1 Reply Latest reply on Dec 1, 2009 2:15 AM by genaganna

    Question about Mersenne Twister sample

    drstrip

      The brook code (mersenne_twister.br) contains the following set of lines, repeated for each output stream A1 ... A8 -

          A1.x = a.x ^ e.x ^ ((b.x >> thirteen) & mask11) ^ f.x ^ (r2.x << fifteen);
          A1.y = a.y ^ e.y ^ ((b.y >> thirteen) & mask12) ^ f.y ^ (r2.y << fifteen);
          A1.z = a.z ^ e.z ^ ((b.z >> thirteen) & mask13) ^ f.z ^ (r2.z << fifteen);
          A1.w = a.w ^ e.w ^ ((b.w >> thirteen) & mask14) ^ f.w ^ (r2.w << fifteen);

      where mask11, mask12, mask13 are unsigned ints. Why can't this be written

      A1 = a ^e^((b >> thirteen) & mask) ^f^(r2<< fifteen);

      where thirteen is now uint4(13U, 13U, 13U, 13U),

      mask = uint4(mask11, mask12, mask13, mask14) and

      fifteen is now uint4(15U, 15U, 15U, 15U).
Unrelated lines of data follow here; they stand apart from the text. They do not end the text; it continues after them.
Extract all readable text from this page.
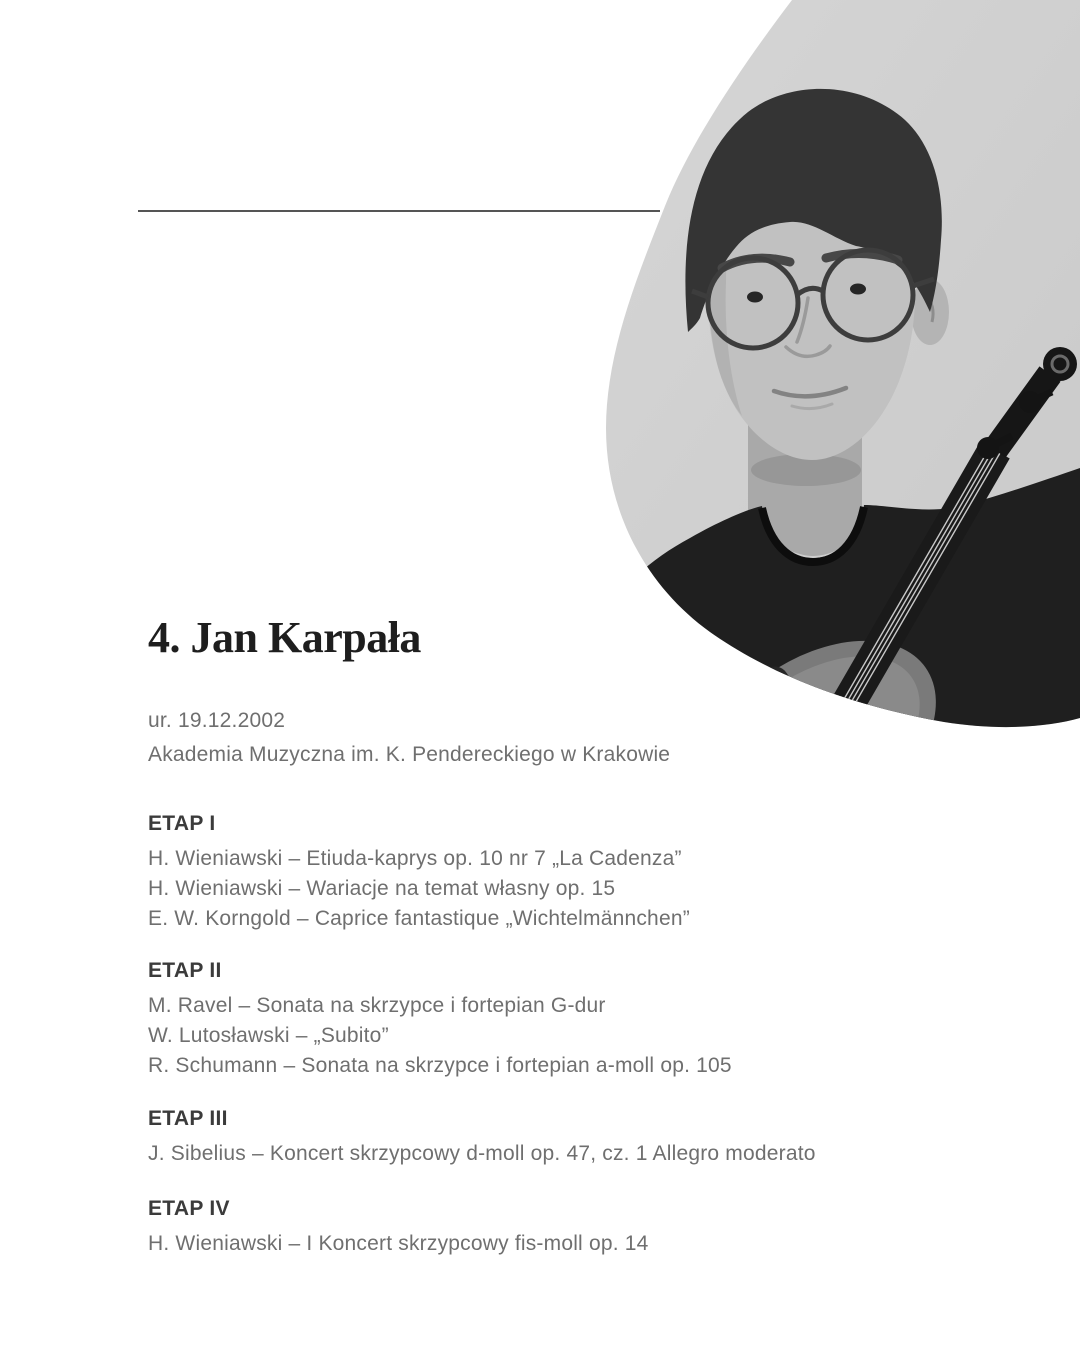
4. Jan Karpała
ur. 19.12.2002
Akademia Muzyczna im. K. Pendereckiego w Krakowie
ETAP I

H. Wieniawski – Etiuda-kaprys op. 10 nr 7 „La Cadenza”

H. Wieniawski – Wariacje na temat własny op. 15

E. W. Korngold – Caprice fantastique „Wichtelmännchen”

ETAP II

M. Ravel – Sonata na skrzypce i fortepian G-dur

W. Lutosławski – „Subito”

R. Schumann – Sonata na skrzypce i fortepian a-moll op. 105

ETAP III

J. Sibelius – Koncert skrzypcowy d-moll op. 47, cz. 1 Allegro moderato

ETAP IV

H. Wieniawski – I Koncert skrzypcowy fis-moll op. 14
      Am I missing an efficiency issue, or even worse, are they not equivalent?

        • Question about Mersenne Twister sample
          genaganna

           

          Originally posted by: drstrip The brook code (mersenne_twister.br) contains the following set of lines, repeated for each output stream A1 ... A8 -

           

              A1.x = a.x ^ e.x ^ ((b.x >> thirteen) & mask11) ^ f.x ^ (r2.x << fifteen);     A1.y = a.y ^ e.y ^ ((b.y >> thirteen) & mask12) ^ f.y ^ (r2.y << fifteen);     A1.z = a.z ^ e.z ^ ((b.z >> thirteen) & mask13) ^ f.z ^ (r2.z << fifteen);     A1.w = a.w ^ e.w ^ ((b.w >> thirteen) & mask14) ^ f.w ^ (r2.w << fifteen);

           

          where mask11, mask12, mask13 are unsigned ints. Why can't this be written

           

          A1 = a ^e^((b >> thirteen) & mask) ^f^(r2<< fifteen);

           

          where thirteen is now uint4(13U, 13U, 13U, 13U),

           

          mask = uint4(mask11, mask12, mask13, mask14) and

           

          fifteen is now uint4(15U, 15U, 15U, 15U).

           

          Am I missing an efficiency issue, or even worse, are they not equivalent?

           

           

          Thank you for pointing this. This sample has been written before complete int vector type supported .  You are using efficiently. Let us know how much improvement you see after this change.